Como as inspeções identificam as irregularidades
As equipes da Energisa realizam vistorias programadas em pontos críticos do estado. Durante as abordagens, técnicos verificam medidores e conexões, enquanto agentes de segurança garantem a ordem. Quando irregularidades são confirmadas, os responsáveis são detidos em flagrante.
Esse trabalho conjunto tem permitido ampliar o alcance das operações sem aumentar os custos para os consumidores regulares. A estratégia prioriza regiões com histórico de perdas elevadas, otimizando recursos e tempo de resposta.

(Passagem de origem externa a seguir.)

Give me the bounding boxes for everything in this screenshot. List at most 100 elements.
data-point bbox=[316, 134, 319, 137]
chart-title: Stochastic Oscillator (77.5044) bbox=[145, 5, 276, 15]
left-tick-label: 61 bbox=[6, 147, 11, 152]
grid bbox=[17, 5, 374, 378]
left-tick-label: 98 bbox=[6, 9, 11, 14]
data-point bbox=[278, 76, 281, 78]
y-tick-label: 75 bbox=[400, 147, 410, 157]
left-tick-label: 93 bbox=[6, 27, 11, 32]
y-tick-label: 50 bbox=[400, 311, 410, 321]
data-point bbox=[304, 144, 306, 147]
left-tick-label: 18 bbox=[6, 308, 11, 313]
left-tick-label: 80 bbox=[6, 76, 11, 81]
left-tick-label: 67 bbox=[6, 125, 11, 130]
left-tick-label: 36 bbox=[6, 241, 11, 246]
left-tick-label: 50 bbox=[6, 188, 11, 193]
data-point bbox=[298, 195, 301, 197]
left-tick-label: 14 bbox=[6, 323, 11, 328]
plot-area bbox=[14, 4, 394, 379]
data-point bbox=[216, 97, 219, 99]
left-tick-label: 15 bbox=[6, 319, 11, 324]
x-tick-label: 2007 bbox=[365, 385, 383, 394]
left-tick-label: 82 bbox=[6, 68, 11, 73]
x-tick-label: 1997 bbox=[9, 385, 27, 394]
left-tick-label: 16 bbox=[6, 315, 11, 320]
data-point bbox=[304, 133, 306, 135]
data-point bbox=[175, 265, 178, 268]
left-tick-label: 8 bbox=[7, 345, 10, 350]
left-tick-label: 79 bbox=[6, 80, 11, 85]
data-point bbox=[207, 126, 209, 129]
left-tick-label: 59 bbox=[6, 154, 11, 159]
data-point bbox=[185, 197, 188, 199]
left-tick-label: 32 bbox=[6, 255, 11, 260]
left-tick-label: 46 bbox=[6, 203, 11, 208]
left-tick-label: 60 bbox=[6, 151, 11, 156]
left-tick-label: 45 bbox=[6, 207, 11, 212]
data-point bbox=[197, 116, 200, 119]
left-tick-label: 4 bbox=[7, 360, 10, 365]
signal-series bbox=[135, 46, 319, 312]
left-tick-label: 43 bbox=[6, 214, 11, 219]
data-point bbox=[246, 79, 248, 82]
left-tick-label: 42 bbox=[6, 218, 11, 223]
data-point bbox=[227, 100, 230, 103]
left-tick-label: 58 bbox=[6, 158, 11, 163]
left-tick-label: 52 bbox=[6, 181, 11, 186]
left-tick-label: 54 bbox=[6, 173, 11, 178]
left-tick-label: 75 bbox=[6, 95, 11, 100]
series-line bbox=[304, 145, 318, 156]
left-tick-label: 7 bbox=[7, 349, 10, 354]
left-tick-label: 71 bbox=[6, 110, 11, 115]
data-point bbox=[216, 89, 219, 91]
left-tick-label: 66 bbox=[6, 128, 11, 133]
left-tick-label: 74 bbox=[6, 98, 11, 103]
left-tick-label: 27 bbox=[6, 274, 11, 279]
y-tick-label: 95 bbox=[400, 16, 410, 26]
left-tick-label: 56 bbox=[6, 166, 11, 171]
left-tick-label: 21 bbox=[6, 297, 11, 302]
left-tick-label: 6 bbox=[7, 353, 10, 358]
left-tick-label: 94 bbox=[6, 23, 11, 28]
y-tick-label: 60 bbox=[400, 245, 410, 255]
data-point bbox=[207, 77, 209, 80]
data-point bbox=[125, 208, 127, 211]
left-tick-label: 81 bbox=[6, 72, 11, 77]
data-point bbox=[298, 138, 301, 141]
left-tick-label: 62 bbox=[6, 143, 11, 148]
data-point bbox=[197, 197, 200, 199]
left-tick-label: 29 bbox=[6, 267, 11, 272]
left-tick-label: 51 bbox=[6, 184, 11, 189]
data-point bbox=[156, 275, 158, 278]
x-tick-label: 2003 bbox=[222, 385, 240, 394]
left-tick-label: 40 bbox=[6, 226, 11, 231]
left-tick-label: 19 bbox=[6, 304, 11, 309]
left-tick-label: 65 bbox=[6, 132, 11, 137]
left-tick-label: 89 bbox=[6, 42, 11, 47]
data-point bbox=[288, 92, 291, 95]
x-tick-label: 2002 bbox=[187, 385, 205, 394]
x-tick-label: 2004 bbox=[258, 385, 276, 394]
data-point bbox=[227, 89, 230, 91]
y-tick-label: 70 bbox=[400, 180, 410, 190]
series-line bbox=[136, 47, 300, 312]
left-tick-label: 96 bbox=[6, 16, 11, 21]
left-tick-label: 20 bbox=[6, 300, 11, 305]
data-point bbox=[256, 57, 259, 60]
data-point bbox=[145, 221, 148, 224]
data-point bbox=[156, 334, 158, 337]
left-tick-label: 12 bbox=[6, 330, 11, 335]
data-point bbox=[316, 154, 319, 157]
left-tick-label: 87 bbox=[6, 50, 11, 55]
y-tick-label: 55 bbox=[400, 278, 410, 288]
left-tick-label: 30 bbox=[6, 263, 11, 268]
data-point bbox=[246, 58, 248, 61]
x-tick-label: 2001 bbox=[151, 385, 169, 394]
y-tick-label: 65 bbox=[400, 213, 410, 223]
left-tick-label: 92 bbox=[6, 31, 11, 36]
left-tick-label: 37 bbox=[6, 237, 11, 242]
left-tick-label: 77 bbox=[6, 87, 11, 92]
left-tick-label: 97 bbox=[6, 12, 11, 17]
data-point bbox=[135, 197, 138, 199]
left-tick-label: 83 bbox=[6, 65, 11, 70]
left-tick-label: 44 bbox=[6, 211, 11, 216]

Riscos do furto de energia para a população
O furto de energia expõe moradores a perigos como incêndios, choques elétricos e sobrecarga na rede. Além disso, as ligações clandestinas provocam quedas de energia que afetam serviços essenciais e a rotina de famílias e empresas. A Energisa reforça que o combate a essas práticas protege tanto o patrimônio público quanto a segurança coletiva.
Especialistas alertam que a prática é tipificada no Código Penal e pode resultar em multas e processos judiciais além da prisão. A conscientização da população é considerada fundamental para reduzir os índices de irregularidades nos próximos meses.